13. Il résulte de ce qui précède que M. B n’est pas fondé à demander la décharge des droits supplémentaires d’impôt sur le revenu et de prélèvements sociaux qui ont été mis à sa charge au titre de l’année 2018.
Sur les pénalités :
14. Aux termes de l’article 1729 du code général des impôts : « Les inexactitudes ou les omissions relevées dans une déclaration ou un acte comportant l’indication d’éléments à retenir pour l’assiette ou la liquidation de l’impôt ainsi que la restitution d’une créance de nature fiscale dont le versement a été indûment obtenu de l’Etat entraînent l’application d’une majoration de : / 40 % en cas de manquement délibéré () ».

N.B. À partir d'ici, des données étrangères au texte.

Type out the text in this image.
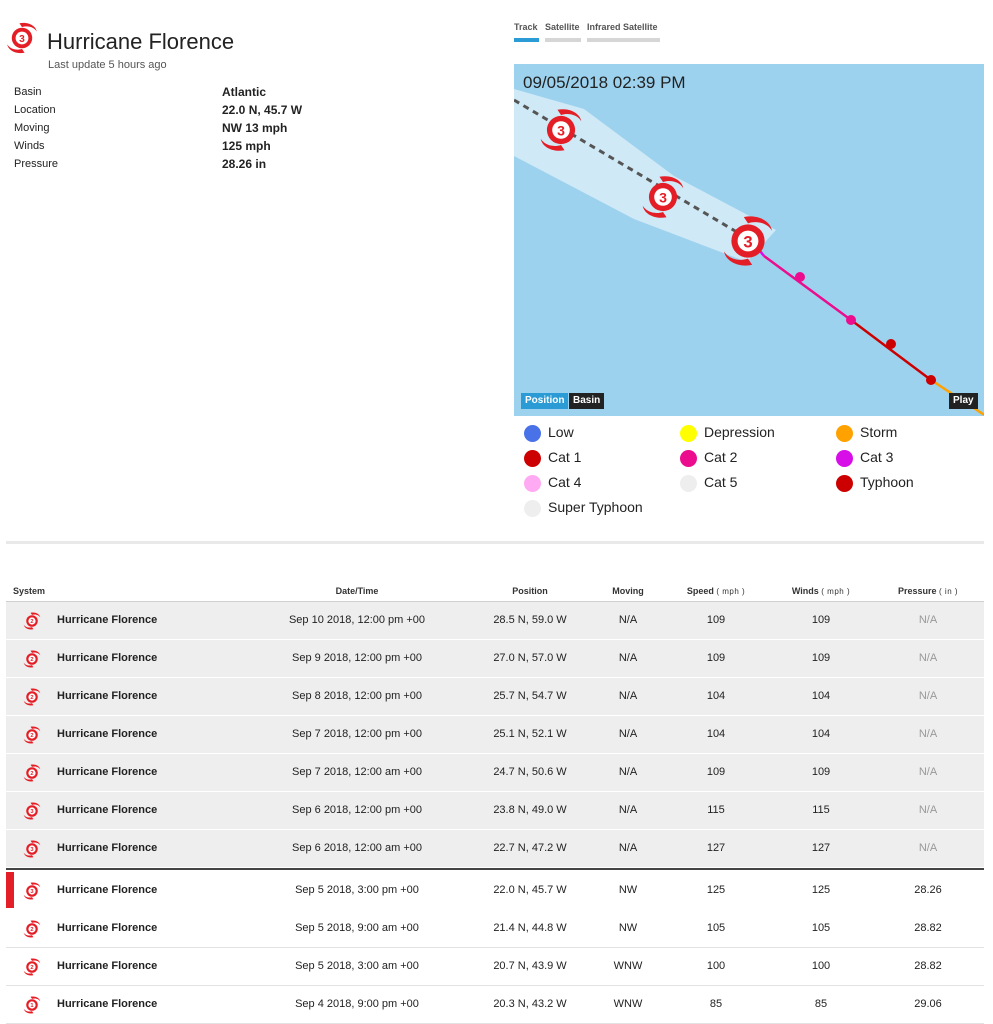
3 Hurricane Florence
Last update 5 hours ago
Basin	Atlantic
Location	22.0 N, 45.7 W
Moving	NW 13 mph
Winds	125 mph
Pressure	28.26 in
Track Satellite Infrared Satellite
3
3
3
09/05/2018 02:39 PM
Position Basin	Play
Low	Depression	Storm
Cat 1	Cat 2	Cat 3
Cat 4	Cat 5	Typhoon
Super Typhoon
System	Date/Time	Position	Moving	Speed ( mph )	Winds ( mph )	Pressure ( in )
2 Hurricane Florence	Sep 10 2018, 12:00 pm +00	28.5 N, 59.0 W	N/A	109	109	N/A
2 Hurricane Florence	Sep 9 2018, 12:00 pm +00	27.0 N, 57.0 W	N/A	109	109	N/A
2 Hurricane Florence	Sep 8 2018, 12:00 pm +00	25.7 N, 54.7 W	N/A	104	104	N/A
2 Hurricane Florence	Sep 7 2018, 12:00 pm +00	25.1 N, 52.1 W	N/A	104	104	N/A
2 Hurricane Florence	Sep 7 2018, 12:00 am +00	24.7 N, 50.6 W	N/A	109	109	N/A
3 Hurricane Florence	Sep 6 2018, 12:00 pm +00	23.8 N, 49.0 W	N/A	115	115	N/A
3 Hurricane Florence	Sep 6 2018, 12:00 am +00	22.7 N, 47.2 W	N/A	127	127	N/A
3 Hurricane Florence	Sep 5 2018, 3:00 pm +00	22.0 N, 45.7 W	NW	125	125	28.26
2 Hurricane Florence	Sep 5 2018, 9:00 am +00	21.4 N, 44.8 W	NW	105	105	28.82
2 Hurricane Florence	Sep 5 2018, 3:00 am +00	20.7 N, 43.9 W	WNW	100	100	28.82
1 Hurricane Florence	Sep 4 2018, 9:00 pm +00	20.3 N, 43.2 W	WNW	85	85	29.06
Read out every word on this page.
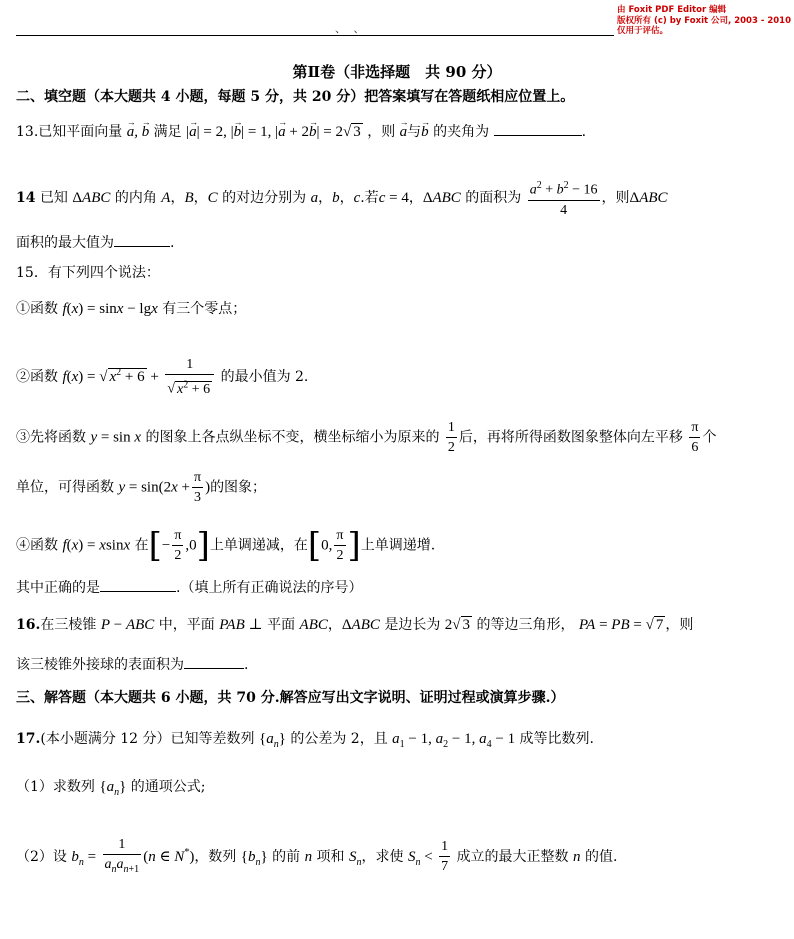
、 、
由 Foxit PDF Editor 编辑
版权所有 (c) by Foxit 公司, 2003 - 2010
仅用于评估。
第Ⅱ卷（非选择题　共 90 分）
二、填空题（本大题共 4 小题，每题 5 分，共 20 分）把答案填写在答题纸相应位置上。
13.已知平面向量 → a, → b 满足 |→ a| = 2, |→ b| = 1, |→ a + 2→ b| = 2√ 3 ，则 → a与→ b 的夹角为	.
14 已知 ΔABC 的内角 A，B，C 的对边分别为 a，b，c.若c = 4，ΔABC 的面积为 $\frac{a^2 + b^2 - 16}{4}$ ，则ΔABC
面积的最大值为	.
15．有下列四个说法：
①函数 f(x) = sinx − lgx 有三个零点；
②函数 f(x) = √ $x^2 + 6 + \frac{1}{√ x^2 + 6}$ 的最小值为 2.
③先将函数 y = sin x 的图象上各点纵坐标不变，横坐标缩小为原来的 $\frac{1}{2}$ 后，再将所得函数图象整体向左平移 $\frac{\pi}{6}$ 个
单位，可得函数 $y = \sin(2x + \frac{\pi}{3}$ )的图象；
④函数 f(x) = xsinx 在[− $\frac{\pi}{2} ,0$]上单调递减，在[0, $\frac{\pi}{2}$ ]上单调递增.
其中正确的是	.（填上所有正确说法的序号）
16.在三棱锥 P − ABC 中，平面 PAB ⊥ 平面 ABC，ΔABC 是边长为 2√ 3 的等边三角形， PA = PB = √ 7 ，则
该三棱锥外接球的表面积为	.
三、解答题（本大题共 6 小题，共 70 分.解答应写出文字说明、证明过程或演算步骤.）
17.(本小题满分 12 分）已知等差数列 $\{a_n\}$ 的公差为 2，且 $a_1 - 1$, $a_2 - 1$, $a_4 - 1$ 成等比数列.
（1）求数列 $\{a_n\}$ 的通项公式;
（2）设 $b_n = \frac{1}{a_na_{n+1}} (n$ ∈ N*)，数列 $\{b_n\}$ 的前 n 项和 $S_n$，求使 $S_n < \frac{1}{7}$ 成立的最大正整数 n 的值.
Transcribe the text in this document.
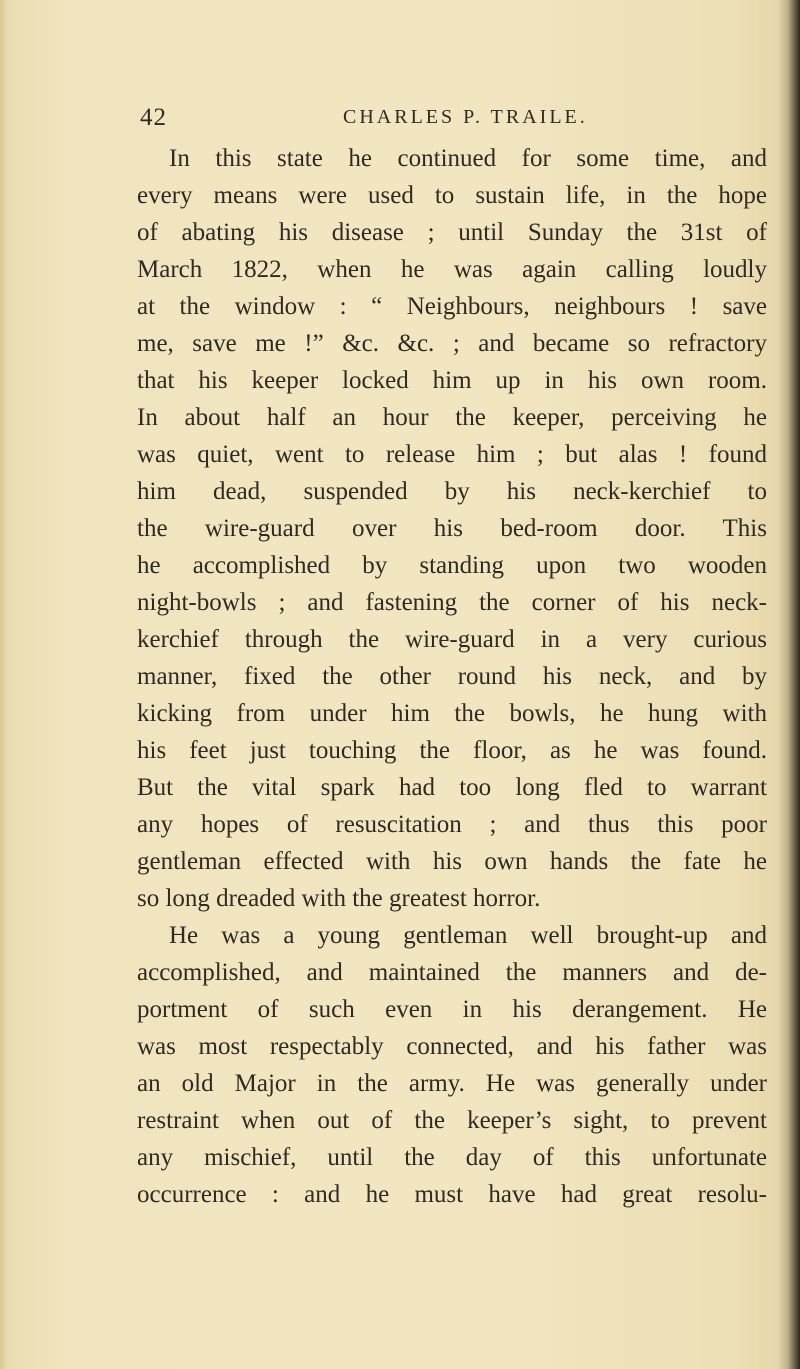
42	CHARLES P. TRAILE.
In this state he continued for some time, and
every means were used to sustain life, in the hope
of abating his disease ; until Sunday the 31st of
March 1822, when he was again calling loudly
at the window : “ Neighbours, neighbours ! save
me, save me !” &c. &c. ; and became so refractory
that his keeper locked him up in his own room.
In about half an hour the keeper, perceiving he
was quiet, went to release him ; but alas ! found
him dead, suspended by his neck-kerchief to
the wire-guard over his bed-room door. This
he accomplished by standing upon two wooden
night-bowls ; and fastening the corner of his neck-
kerchief through the wire-guard in a very curious
manner, fixed the other round his neck, and by
kicking from under him the bowls, he hung with
his feet just touching the floor, as he was found.
But the vital spark had too long fled to warrant
any hopes of resuscitation ; and thus this poor
gentleman effected with his own hands the fate he
so long dreaded with the greatest horror.
He was a young gentleman well brought-up and
accomplished, and maintained the manners and de-
portment of such even in his derangement. He
was most respectably connected, and his father was
an old Major in the army. He was generally under
restraint when out of the keeper’s sight, to prevent
any mischief, until the day of this unfortunate
occurrence : and he must have had great resolu-
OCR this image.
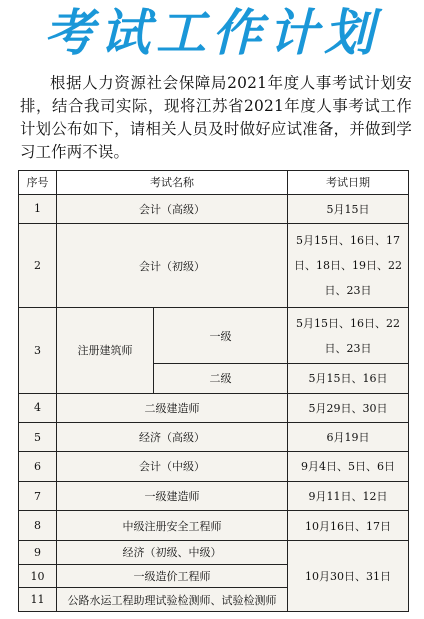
考试工作计划
根据人力资源社会保障局2021年度人事考试计划安排，结合我司实际，现将江苏省2021年度人事考试工作计划公布如下，请相关人员及时做好应试准备，并做到学习工作两不误。
序号	考试名称		考试日期
1	会计（高级）		5月15日
2	会计（初级）		5月15日、16日、17日、18日、19日、22日、23日
3	注册建筑师	一级	5月15日、16日、22日、23日
		二级	5月15日、16日
4	二级建造师		5月29日、30日
5	经济（高级）		6月19日
6	会计（中级）		9月4日、5日、6日
7	一级建造师		9月11日、12日
8	中级注册安全工程师		10月16日、17日
9	经济（初级、中级）		10月30日、31日
10	一级造价工程师		
11	公路水运工程助理试验检测师、试验检测师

15. Par ailleurs, compte-tenu des fonctions de gérant statutaire de la société MBC et de seul maître de l’affaire de M. B, ainsi que de l’importance des sommes qui lui ont été distribuées par cette société, M. B ne pouvait ignorer leur caractère imposable, alors qu’il ne les a mentionnées à aucun titre dans sa déclaration globale de revenus. Il résulte de ce qui précède que le service a suffisamment rapporté la preuve, qui lui incombe, tant du caractère matériel que du caractère intentionnel des manquements commis par M. B.
16. Il résulte de tout ce qui précède que les conclusions à fin de décharge présentées par M. et Mme B doivent être rejetées.
Sur les frais liés au litige :
17. Les dispositions de l’article L. 761-1 du code de justice administrative font obstacle à ce que l’Etat, qui n’a pas la qualité de partie perdante, verse à M. et Mme B une somme que ceux-ci réclament au titre des frais exposés par eux et non compris dans les dépens.
D E C I D E :
Article 1er : La requête de M. et Mme B est rejetée.
Article 2 : Le présent jugement sera notifié à M. D B, à Mme A B et à l’administrateur général chargé de la direction spécialisée de contrôle fiscal Ile de France.
Délibéré après l’audience du19 juin 2025, à laquelle siégeaient :
M. Doré, président,
M. Lutz, premier conseiller,
M. Le Vaillant, conseiller.
Rendu public par mise à disposition au greffe le 8 juillet 2025.
Le président,
Signé
F. Doré
Le rapporteur,
Signé
F. Lutz
La greffière,
Signé
A. Attia
La République mande et ordonne au ministre de l’économie, des finances et de la souveraineté industrielle et numérique en ce qui le concerne ou à tous commissaires de justice à ce requis en ce qui concerne les voies de droit commun, contre les parties privées, de pourvoir à l’exécution de la présente décision.